Which will write predictions to /tmp/Clean.csv. This has to be done for all obfuscations. Afterwards you run

python3 -m image_obfuscation_benchmark.eval.gather_results \
--output_dir=/tmp/

which will load all the predictions, calculate the metrics and save them to /tmp/metrics.csv.

Training a model

We do not supply code to train models on the dataset at the moment but it can be easily loaded with tensorflow_datasets into any pipeline.

Ethical Considerations

The specific obfuscations that we use in our benchmark may have the potential to fool automatic filters and therefore increase the amount of harmful content on digital platforms. To reduce this risk, we decided against releasing the code to create the obfuscations systematically and instead only releasing the precomputed dataset and code to evaluate on it.

Citing this work

If you use this code (or any derived code) in your work, please cite the accompanying paper:

@misc{stimberg2023benchmarking,
      title={Benchmarking Robustness to Adversarial Image Obfuscations},
      author={Florian Stimberg and Ayan Chakrabarti and Chun-Ta Lu and Hussein Hazimeh and Otilia Stretcu and Wei Qiao and Yintao Liu and Merve Kaya and Cyrus Rashtchian and Ariel Fuxman and Mehmet Tek and Sven Gowal},
      year={2023},
      eprint={2301.12993},
      archivePrefix={arXiv},
}

License and Disclaimer

All software is licensed under the Apache License, Version 2.0 (Apache 2.0); you may not use this file except in compliance with the License. You may obtain a copy of the Apache 2.0 license at

https://www.apache.org/licenses/LICENSE-2.0

All non-code materials are licensed under the Creative Commons Attribution-NonCommercial 4.0 International (CC BY-NC 4.0). You may obtain a copy of the CC BY-NC License at:

https://creativecommons.org/licenses/by-nc/4.0/legalcode

You may not use the non-code portions of this file except in compliance with the CC BY-NC License.

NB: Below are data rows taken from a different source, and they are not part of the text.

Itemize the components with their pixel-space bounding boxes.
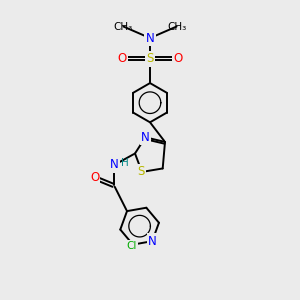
- Text: O: O: [90, 171, 99, 184]
- Text: H: H: [121, 158, 128, 168]
- Text: N: N: [148, 235, 157, 248]
- Text: S: S: [137, 165, 145, 178]
- Text: Cl: Cl: [127, 241, 137, 251]
- Text: N: N: [146, 32, 154, 45]
- Text: N: N: [141, 131, 150, 144]
- Text: CH₃: CH₃: [167, 22, 186, 32]
- Text: O: O: [173, 52, 182, 65]
- Text: S: S: [146, 52, 154, 65]
- Text: CH₃: CH₃: [114, 22, 133, 32]
- Text: O: O: [118, 52, 127, 65]
- Text: N: N: [110, 158, 118, 172]
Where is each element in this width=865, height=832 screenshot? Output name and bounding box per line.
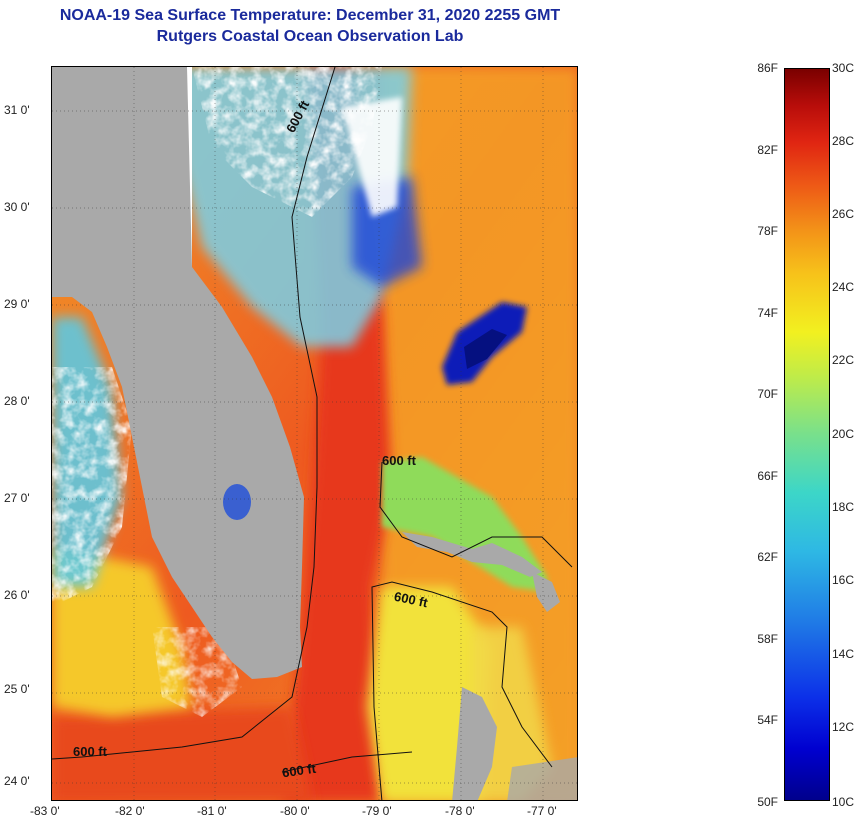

Unless required by applicable law or agreed to in writing, software distributed under the License is distributed on an "AS IS" BASIS, WITHOUT WARRANTIES OR CONDITIONS OF ANY KIND, either express or implied. See the License for the specific language governing permissions and limitations under the License.

This is not an official Google product.